Disappointing retail sales last month added to concerns of a pullback in consumer spending in the US, while a pair of business surveys suggested growing caution.

Retail sales rose by less than forecast in February and the prior month was revised down to mark the biggest drop since July 2021. Combined with separate data Monday showing a dropoff in New York state manufacturing activity and weaker homebuilder sentiment, the reports are consistent with expectations for slower economic growth.

“The risk of much weaker growth, as consumers seek to rebuild a savings buffer in response to concerns about job security, now looks elevated,” Samuel Tombs, chief US economist at Pantheon Macroeconomics, said after the retail report.

The figures point to weak spending on goods, although there’s no sign of a severe pullback. Companies, investors and economists are cautious on the outlook as consumer sentiment sours and signs of financial stress mount amid risks of escalating trade wars sparked by President Donald Trump. 

Low-income consumers are already strapped for cash, and wealthier Americans may also pull back as a recent stock-market selloff discourages big investments. 

A rebound in e-commerce activity supported so-called control-group sales, an input into the government’s calculation of goods spending for gross domestic product. That measure — which excludes food services, auto dealers, building materials stores and gasoline stations — increased 1% in February, reversing the prior month’s drop.

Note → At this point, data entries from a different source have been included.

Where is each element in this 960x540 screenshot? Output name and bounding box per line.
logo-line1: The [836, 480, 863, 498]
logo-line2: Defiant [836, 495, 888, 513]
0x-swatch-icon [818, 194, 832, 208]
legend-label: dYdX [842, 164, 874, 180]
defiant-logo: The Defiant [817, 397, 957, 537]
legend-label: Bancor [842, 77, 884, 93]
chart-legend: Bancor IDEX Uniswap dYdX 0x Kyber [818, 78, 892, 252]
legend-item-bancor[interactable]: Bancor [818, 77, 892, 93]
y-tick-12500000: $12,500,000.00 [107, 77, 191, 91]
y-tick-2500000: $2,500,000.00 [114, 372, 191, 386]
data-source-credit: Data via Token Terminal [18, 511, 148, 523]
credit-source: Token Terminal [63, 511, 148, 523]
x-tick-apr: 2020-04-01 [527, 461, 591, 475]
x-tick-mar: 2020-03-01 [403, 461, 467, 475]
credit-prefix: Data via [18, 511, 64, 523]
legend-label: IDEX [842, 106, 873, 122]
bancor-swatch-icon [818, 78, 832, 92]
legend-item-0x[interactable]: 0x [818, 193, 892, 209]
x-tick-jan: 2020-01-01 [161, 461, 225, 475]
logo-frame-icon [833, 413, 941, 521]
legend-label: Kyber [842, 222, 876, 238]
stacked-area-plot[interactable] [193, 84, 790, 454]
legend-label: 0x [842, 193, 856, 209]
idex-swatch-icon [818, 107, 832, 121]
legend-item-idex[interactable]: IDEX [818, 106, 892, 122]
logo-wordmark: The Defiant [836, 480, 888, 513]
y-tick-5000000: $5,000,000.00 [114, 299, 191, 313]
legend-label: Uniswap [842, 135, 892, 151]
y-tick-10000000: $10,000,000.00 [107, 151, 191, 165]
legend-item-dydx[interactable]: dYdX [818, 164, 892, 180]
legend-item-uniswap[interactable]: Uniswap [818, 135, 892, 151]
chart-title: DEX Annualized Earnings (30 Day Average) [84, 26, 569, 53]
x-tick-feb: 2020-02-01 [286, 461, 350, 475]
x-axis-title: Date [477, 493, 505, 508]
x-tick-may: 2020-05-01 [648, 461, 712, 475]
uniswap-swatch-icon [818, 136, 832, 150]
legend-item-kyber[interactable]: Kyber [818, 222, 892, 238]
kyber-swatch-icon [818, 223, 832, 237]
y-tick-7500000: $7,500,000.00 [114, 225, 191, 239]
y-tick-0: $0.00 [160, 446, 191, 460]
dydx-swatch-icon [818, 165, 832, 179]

While that will be helpful for first-quarter GDP, the jump was largely due to seasonal adjustment issues, according to Omair Sharif, president of Inflation Insights LLC. And other economists were quick to point out that the outlook is more concerning as recent measures of consumer and business sentiment have turned more negative.

“This report says a contraction of GDP in Q1 is more likely,” Carl Weinberg and Mary Chen of High Frequency Economics said in a note. “At a minimum, a decline in the growth rate of GDP is all but assured.”

Seven of the retail report’s 13 categories posted decreases, notably motor vehicles — which were expected to rebound from a weak January. Gasoline sales, as well as those of electronics and apparel were also lower. Spending at restaurants and bars, the only service-sector category in the retail report, declined by the most in a year.

The S&P 500 was higher as of 10:18 a.m. in New York, shortly after a report showed confidence among US homebuilders slid this month to the lowest level since August. In the New York state manufacturing data, factory activity dropped in March to the lowest level since early 2024 while measures of prices picked up.

Reconciling growth concerns, while also assuring investors the economy remains on solid footing, will be a key challenge for Federal Reserve Chair Jerome Powell this week. He’s due to speak at the conclusion of the central bank’s meeting Wednesday, in which policymakers are expected to hold interest rates steady.

Retailers including Target Corp. and Best Buy Co. have said they may have to raise prices because of Trump’s tariffs, whiles weak outlooks from companies like Kohl’s Corp. and Dick’s Sporting Goods Inc. are casting doubt about the strength of US consumers.

The retail sales figures aren’t adjusted for inflation and largely reflect purchases of goods, which comprise a relatively narrow share of overall consumer outlays. February data on inflation-adjusted goods and services spending will be released later this month.